University Of Southampton’s Expert Gets International Accolade For Work On Race, Gender And Music
Pioneering Southampton music research fellow Dr Samantha Ege has won an international award for her work to unravel the influence of race and gender on music.
Dr Ege, a concert pianist and globally recognised researcher into black history in music, has won the prestigious Irving Lowens Article Award from the Society for American Music, recognising her contribution to the study of American music.

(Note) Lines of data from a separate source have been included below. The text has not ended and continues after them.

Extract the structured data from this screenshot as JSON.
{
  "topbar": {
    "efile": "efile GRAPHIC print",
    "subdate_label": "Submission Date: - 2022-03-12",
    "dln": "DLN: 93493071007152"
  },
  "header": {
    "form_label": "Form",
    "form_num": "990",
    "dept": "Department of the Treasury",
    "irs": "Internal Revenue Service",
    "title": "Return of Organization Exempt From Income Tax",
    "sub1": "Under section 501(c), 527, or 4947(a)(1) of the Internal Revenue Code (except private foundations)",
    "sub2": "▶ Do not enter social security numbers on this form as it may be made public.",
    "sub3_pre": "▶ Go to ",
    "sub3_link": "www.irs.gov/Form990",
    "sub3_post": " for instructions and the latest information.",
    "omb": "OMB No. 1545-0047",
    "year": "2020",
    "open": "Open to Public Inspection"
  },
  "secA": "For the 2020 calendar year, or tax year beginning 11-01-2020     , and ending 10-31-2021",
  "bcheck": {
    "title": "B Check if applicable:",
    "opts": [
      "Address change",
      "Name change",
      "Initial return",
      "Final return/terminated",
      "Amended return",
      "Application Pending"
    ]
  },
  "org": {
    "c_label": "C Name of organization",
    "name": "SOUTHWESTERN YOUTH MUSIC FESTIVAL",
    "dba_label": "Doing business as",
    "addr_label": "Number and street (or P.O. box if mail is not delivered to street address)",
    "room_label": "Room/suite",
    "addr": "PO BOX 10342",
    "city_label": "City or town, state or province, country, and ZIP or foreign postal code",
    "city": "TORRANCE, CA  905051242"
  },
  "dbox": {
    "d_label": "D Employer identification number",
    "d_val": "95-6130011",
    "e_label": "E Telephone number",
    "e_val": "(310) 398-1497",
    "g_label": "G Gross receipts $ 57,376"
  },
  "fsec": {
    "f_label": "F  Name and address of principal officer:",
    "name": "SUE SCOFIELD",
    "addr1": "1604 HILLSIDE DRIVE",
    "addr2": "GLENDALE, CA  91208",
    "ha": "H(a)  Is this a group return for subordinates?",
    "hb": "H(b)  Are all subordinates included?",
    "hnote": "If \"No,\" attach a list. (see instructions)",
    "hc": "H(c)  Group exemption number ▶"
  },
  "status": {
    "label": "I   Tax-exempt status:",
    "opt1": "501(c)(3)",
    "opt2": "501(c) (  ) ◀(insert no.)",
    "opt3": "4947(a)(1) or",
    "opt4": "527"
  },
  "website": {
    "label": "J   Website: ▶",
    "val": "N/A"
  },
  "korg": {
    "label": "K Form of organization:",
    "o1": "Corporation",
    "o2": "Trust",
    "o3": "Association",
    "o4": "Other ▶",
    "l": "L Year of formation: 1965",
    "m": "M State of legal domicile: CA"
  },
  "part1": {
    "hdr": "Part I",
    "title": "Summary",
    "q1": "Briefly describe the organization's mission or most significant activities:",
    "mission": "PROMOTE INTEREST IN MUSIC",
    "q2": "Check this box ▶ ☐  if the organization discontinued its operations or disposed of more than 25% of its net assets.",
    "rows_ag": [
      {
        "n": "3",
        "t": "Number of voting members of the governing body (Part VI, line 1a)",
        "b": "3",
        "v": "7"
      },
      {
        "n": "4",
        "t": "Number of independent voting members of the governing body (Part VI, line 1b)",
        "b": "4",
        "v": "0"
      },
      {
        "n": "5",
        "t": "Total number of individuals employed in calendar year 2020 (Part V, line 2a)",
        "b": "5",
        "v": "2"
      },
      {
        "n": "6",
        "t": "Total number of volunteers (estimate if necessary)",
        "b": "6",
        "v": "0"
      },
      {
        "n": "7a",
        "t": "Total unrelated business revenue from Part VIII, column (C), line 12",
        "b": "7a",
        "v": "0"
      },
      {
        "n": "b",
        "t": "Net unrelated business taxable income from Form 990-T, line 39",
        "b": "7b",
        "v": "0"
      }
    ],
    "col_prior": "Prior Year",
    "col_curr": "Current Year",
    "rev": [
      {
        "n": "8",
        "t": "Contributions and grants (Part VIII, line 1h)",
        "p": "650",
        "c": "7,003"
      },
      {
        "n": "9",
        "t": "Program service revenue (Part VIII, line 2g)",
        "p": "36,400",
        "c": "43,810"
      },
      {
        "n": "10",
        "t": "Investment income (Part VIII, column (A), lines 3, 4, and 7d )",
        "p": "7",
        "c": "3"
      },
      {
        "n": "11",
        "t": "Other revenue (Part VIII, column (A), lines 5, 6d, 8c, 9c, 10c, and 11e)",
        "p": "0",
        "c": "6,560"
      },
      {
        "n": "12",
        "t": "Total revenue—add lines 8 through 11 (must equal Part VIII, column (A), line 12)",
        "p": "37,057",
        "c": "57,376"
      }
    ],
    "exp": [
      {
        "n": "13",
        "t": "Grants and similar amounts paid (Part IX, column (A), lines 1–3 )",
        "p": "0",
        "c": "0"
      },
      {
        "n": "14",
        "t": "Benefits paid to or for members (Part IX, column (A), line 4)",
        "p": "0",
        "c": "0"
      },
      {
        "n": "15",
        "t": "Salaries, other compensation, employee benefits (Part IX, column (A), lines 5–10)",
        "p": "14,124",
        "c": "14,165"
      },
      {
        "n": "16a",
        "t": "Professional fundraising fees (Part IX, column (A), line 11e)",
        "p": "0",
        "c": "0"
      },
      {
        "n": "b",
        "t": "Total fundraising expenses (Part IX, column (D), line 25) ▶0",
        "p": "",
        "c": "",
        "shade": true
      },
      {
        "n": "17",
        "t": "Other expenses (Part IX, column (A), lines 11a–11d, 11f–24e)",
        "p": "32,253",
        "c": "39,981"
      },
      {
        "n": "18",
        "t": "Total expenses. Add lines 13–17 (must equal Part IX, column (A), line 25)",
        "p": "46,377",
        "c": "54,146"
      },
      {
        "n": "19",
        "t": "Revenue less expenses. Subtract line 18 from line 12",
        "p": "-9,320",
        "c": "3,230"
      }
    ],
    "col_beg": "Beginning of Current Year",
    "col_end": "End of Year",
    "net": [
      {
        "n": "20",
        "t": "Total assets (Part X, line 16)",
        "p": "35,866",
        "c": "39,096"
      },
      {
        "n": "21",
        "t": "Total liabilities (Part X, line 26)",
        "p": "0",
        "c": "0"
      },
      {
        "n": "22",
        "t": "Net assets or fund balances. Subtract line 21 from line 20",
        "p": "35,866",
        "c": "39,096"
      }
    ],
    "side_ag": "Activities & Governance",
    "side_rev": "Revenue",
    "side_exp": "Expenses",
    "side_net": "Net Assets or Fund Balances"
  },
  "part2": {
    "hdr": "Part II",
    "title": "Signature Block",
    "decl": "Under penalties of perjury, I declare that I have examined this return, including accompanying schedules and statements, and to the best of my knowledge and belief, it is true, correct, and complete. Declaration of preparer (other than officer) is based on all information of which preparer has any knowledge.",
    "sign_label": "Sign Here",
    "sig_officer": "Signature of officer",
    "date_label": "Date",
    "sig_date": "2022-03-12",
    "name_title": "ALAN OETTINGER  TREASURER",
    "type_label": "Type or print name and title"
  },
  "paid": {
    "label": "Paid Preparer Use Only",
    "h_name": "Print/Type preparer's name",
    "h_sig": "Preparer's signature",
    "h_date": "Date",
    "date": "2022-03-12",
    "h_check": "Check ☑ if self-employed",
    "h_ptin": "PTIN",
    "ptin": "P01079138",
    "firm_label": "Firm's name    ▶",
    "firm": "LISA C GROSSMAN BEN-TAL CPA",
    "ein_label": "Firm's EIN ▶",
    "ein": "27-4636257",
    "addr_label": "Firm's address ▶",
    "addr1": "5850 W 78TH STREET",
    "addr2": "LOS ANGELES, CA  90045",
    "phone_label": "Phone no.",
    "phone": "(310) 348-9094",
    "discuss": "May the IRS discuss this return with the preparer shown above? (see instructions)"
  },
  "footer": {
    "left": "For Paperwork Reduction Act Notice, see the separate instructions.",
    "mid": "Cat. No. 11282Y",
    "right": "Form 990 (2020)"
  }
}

Dr Ege joined the University of Southampton in October 2022 on a three-year Anniversary Fellowship to mark the institution’s 70th year. She picked up the award for her research on two composers – Florence Beatrice Price and Theodora Sturkow Ryder – whose experiences in interwar Chicago in the early 1900s were shaped by racism and racial segregation.
Price worked in Chicago’s Black classical music scene, while Sturkow Ryder belonged to the white mainstream. Today, Sturkow Ryder’s work is much less well known.
Dr Ege said: “Theodora Sturkow Ryder was a composer of European background who achieved great fame in Chicago during the 1920s and ‘30s. I was curious to compare her experiences with those of the prolific African American and Chicago-based composer Florence Price, who operated around the same time. Unlike Sturkow Ryder, who mostly thrived in Chicago’s white classical mainstream, Price’s rise to prominence was largely the result of her predominantly Black classical music network on the South Side, which is the where neighbourhood Michelle Obama grew up. I compared the two women’s lived experiences, their networks, and their musical output, showing how factors of race, gender, and geography played out in their artistic lives.
“I feel so proud to join the long list of inspirational scholars who received the Irving Lowens Award before me. I am honoured to be recognised alongside them.”
Presenting Dr Ege with the award, Society for American Music board member Dr Kristen Turner said: “In this article, Ege performs with the same precision and care and linguistic acuity that she utilises in her pianistic performances. We had 20 amazing submissions, but this one was almost immediately right at the top.”
Professor Thomas Irvine, Head of Music at the University of Southampton, added: “We are delighted that Samantha has won this prestigious award, which further cements her place as one of her generation’s leading music scholars, and continues our department’s long tradition of ground-breaking work on often hidden histories of women in music.”